Movies

Film Review: ‘Body at Brighton Rock’

Filmmaker Roxanne Benjamin spends a tad too much time on the character-establishing setup during the first act of her “Body at Brighton Rock.” Once she has lured her audience into joining her plucky but ill-prepared protagonist into a secluded area of a picturesque state park, however, the first-time director efficiently ratchets up the suspense — gradually, arrestingly — and doesn’t let up until she springs a final twist that plays like O. Henry by way of Stephen King.

Taken as a whole, her movie resembles nothing so much as an episode of some ’60s anthology series, à la “The Alfred Hitchcock Hour,” that traditionally spun stories at a measured pace while sustaining tension and raising mortal stakes. Indeed, a judiciously trimmed version of “Body at Brighton Rock” would not have been out of place among the hour-long episodes produced during the 1963 season of the original “The Twilight Zone.”

Karina Fontes is well cast and convincing as Wendy, a part-time summer employee at a mountainous state park where friends and supervisors alike appear to view her as a frivolous scatterbrain. Partly to help a friend spend more time with her crush, and largely to prove she’s capable of handling responsibilities, she offers to switch assignments on the daily work schedule so she can post signs and police the grounds along a hiking trail. Unfortunately, Wendy, while well-meaning and determined, really is something of a ditz. She takes a wrong turn — several wrong turns, actually — and winds up atop a ridge deep in the backcountry.

And then she notices a dead body in a ravine below her.

Making her solo feature directing debut here after earning her spurs as a collaborator on “Southbound” (2015) and “XX” (2017), Benjamin methodically (and, for the most part, plausibly) paints Wendy into a corner by limiting her ability to communicate with home base after she’s ordered to remain in place and secure what may be a crime scene. Naturally, dusk is approaching and, just as naturally, a search team won’t reach her until morning, so she must spend the night all alone in the woods.

Except she isn’t alone: Before sunset, a vaguely ominous hiker who calls himself Red (Casey Adams) wanders by, takes an interest in the dead body, and pointedly suggests that the deceased may not have died as a result of a fall. Red departs, but Wendy worries whether he might return. Time passes, and she starts to worry about other possible unwelcome visitors. Like, for example, bears.

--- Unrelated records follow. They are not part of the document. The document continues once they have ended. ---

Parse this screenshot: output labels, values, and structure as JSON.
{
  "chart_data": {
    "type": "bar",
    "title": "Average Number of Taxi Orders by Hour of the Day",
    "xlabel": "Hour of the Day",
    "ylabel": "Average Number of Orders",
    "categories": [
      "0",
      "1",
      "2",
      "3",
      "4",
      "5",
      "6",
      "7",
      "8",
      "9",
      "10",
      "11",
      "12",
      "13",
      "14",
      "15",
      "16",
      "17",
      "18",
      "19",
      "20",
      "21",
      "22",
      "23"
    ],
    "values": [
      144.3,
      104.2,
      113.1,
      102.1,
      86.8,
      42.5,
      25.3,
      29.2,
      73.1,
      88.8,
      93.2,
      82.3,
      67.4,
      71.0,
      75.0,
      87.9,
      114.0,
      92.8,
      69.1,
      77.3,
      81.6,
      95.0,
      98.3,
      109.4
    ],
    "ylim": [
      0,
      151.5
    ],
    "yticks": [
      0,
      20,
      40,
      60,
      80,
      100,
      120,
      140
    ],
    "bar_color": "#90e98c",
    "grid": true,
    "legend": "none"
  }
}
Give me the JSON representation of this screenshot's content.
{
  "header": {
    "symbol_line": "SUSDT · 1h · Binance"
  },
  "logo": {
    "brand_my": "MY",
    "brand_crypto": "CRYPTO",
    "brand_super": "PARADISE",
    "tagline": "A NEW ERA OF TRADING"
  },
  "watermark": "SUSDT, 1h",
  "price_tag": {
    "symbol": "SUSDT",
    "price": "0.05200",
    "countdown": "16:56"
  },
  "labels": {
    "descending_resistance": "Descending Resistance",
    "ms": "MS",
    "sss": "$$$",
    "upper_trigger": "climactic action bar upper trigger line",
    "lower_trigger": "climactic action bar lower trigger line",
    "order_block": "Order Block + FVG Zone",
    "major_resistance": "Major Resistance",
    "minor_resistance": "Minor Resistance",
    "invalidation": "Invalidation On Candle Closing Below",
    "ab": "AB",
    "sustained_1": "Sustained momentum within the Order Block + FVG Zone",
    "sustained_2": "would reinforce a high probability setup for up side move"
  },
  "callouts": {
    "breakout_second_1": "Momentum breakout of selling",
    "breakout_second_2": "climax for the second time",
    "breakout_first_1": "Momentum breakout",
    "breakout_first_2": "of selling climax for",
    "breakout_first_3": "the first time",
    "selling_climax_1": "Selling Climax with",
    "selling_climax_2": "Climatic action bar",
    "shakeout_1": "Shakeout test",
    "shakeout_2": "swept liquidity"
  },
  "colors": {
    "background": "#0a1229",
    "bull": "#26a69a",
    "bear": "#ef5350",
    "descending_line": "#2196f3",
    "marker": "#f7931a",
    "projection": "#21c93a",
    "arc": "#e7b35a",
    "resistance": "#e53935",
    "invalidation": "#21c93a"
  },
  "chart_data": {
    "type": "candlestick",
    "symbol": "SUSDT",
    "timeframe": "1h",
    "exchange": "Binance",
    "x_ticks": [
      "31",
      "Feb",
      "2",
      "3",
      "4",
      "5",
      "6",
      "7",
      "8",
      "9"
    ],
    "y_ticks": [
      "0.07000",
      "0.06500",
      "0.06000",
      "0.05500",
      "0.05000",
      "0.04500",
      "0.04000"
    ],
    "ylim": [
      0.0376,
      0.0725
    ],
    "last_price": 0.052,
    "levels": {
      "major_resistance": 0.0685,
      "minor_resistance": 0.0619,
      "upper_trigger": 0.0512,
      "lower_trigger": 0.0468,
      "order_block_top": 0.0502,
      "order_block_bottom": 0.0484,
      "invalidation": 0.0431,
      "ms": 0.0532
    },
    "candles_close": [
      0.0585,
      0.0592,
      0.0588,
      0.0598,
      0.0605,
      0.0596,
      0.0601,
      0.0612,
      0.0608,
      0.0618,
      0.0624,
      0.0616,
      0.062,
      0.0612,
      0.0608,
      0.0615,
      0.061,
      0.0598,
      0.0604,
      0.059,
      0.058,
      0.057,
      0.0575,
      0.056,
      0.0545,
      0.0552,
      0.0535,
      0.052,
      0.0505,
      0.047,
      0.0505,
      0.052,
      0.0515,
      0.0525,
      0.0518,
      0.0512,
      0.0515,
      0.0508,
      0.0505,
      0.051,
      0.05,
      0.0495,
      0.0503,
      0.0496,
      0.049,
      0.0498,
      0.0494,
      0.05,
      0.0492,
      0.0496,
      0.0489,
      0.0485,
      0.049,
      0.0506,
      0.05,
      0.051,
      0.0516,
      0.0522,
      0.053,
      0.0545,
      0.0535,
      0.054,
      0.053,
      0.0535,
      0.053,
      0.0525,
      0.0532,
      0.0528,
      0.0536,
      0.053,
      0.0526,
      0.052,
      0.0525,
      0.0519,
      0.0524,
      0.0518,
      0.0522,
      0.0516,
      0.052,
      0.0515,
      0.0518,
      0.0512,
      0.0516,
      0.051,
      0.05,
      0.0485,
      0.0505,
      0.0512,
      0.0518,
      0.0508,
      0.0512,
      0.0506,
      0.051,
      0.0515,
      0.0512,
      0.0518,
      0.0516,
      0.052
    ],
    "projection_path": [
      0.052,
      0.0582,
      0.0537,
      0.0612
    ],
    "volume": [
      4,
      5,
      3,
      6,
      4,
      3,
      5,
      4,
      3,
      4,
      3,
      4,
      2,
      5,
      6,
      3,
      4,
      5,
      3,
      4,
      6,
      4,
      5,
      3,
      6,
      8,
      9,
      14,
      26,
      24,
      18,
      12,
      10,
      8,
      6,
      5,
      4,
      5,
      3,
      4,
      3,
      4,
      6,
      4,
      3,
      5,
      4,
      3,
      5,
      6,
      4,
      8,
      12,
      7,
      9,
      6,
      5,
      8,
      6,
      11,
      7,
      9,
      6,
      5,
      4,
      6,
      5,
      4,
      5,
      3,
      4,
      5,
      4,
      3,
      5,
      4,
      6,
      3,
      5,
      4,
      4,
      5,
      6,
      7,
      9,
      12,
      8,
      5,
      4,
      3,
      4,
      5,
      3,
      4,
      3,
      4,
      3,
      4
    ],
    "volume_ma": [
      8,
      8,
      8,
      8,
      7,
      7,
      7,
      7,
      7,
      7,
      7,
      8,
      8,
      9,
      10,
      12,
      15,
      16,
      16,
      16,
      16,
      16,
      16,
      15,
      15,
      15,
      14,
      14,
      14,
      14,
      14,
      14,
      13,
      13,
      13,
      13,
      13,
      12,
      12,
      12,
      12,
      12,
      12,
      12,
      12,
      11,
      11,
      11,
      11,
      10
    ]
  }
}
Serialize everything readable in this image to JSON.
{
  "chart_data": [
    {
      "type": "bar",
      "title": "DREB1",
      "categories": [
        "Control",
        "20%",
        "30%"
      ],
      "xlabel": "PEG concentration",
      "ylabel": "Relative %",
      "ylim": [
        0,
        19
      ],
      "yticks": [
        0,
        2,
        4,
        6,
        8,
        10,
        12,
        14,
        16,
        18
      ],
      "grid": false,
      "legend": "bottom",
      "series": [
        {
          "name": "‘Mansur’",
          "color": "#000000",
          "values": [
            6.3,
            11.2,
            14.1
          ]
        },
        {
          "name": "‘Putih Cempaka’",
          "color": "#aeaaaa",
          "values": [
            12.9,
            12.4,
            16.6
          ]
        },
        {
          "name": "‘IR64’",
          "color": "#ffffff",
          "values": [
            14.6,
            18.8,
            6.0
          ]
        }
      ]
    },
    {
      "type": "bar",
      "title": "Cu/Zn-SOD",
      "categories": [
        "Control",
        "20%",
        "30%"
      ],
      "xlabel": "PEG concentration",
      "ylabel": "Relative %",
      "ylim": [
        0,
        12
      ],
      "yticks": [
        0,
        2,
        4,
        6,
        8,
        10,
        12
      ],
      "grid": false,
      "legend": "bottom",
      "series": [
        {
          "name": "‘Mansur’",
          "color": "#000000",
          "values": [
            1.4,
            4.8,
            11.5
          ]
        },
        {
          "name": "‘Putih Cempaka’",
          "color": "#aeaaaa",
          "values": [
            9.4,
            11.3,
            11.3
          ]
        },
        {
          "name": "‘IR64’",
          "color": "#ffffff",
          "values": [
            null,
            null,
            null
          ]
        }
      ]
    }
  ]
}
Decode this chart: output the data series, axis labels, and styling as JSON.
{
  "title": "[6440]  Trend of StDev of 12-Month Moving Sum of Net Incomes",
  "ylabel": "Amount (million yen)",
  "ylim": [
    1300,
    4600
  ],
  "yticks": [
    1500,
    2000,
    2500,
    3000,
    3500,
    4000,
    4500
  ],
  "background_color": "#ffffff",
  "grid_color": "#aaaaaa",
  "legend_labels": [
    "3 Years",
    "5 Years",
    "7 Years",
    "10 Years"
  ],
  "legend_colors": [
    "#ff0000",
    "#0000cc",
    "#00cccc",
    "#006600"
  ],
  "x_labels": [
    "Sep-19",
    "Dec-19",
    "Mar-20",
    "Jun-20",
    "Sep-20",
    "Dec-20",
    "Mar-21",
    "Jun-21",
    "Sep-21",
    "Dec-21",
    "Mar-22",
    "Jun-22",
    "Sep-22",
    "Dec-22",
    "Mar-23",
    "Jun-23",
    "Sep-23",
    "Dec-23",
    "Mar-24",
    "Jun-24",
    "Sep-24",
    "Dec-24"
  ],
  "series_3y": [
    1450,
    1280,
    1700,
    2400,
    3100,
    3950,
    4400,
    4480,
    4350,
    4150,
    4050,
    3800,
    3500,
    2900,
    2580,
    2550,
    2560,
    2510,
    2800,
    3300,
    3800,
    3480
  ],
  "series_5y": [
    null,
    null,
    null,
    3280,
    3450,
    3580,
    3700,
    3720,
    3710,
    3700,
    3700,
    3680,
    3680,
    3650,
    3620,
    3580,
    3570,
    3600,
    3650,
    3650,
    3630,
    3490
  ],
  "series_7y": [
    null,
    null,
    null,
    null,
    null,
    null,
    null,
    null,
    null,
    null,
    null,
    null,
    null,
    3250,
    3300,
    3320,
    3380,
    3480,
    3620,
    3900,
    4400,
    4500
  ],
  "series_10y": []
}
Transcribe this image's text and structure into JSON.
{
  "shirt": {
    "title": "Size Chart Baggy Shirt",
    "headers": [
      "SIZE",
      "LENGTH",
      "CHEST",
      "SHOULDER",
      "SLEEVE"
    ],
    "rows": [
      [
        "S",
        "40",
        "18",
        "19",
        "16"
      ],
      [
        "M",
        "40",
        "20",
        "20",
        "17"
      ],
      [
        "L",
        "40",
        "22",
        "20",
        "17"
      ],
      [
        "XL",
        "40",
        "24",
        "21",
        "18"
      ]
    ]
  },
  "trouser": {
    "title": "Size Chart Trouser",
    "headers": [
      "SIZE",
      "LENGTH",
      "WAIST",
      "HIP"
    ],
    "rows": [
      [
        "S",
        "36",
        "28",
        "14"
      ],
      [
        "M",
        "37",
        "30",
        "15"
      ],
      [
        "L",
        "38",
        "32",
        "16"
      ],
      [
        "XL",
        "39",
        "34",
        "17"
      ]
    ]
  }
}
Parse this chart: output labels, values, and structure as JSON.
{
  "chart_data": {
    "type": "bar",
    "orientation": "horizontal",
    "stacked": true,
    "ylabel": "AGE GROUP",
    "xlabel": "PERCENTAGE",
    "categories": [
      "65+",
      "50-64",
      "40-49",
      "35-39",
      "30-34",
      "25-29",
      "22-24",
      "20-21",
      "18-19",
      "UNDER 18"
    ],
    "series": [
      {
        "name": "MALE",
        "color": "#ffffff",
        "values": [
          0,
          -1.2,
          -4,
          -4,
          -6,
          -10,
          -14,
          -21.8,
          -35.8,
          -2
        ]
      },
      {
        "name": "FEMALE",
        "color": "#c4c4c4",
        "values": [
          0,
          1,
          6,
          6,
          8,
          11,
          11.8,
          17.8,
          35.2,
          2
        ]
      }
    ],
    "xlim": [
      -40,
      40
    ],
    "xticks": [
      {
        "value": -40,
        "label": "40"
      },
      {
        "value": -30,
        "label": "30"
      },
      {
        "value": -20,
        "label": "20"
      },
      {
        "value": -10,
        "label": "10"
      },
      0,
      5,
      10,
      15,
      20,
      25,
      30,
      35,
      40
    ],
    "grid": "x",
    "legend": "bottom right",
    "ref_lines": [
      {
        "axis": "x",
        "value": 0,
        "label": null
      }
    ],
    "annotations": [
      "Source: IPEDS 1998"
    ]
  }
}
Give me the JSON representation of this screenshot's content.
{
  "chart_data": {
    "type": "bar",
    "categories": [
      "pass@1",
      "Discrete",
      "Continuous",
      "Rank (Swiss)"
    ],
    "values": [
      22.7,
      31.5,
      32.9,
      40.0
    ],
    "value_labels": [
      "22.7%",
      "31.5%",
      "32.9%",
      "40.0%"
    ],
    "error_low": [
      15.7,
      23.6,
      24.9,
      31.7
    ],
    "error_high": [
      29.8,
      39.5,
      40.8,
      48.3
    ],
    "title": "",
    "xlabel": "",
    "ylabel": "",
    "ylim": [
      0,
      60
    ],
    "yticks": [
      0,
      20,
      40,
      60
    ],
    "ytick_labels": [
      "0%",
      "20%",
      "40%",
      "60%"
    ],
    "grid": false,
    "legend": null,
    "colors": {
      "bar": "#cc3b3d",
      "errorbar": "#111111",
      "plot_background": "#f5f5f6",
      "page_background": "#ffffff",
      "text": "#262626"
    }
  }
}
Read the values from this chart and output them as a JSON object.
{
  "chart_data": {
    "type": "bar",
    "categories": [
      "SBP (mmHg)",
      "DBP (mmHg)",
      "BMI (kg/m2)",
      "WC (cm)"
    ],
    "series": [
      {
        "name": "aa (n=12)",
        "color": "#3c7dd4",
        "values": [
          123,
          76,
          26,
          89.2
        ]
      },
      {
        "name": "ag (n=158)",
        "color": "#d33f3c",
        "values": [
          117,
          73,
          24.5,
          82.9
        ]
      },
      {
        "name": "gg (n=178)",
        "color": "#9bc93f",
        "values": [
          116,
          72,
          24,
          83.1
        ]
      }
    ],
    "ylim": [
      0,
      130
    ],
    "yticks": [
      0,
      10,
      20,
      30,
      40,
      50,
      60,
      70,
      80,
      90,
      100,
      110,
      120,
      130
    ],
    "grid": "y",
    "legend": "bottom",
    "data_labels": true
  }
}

“Body at Brighton Rock” is at heart a story of empowerment, as Wendy struggles to transcend her free-floating fears and entirely justified paranoia while facing the likelihood that, if there’s any rescuing to be done, she may have to rescue herself. At the same time, however, Benjamin, working from her own screenplay, never allows her audience to get too comfortable. Throughout most of the movie, we see everything from Wendy’s anxious point of view. But Benjamin teasingly allows for the possibility that Wendy ultimately will be profoundly affected by something she never sees coming.

Deftly employing the power of suggestion and an emotionally potent sound design, “Body at Brighton Rock” is a well-crafted thriller with some crafty tricks up its sleeve.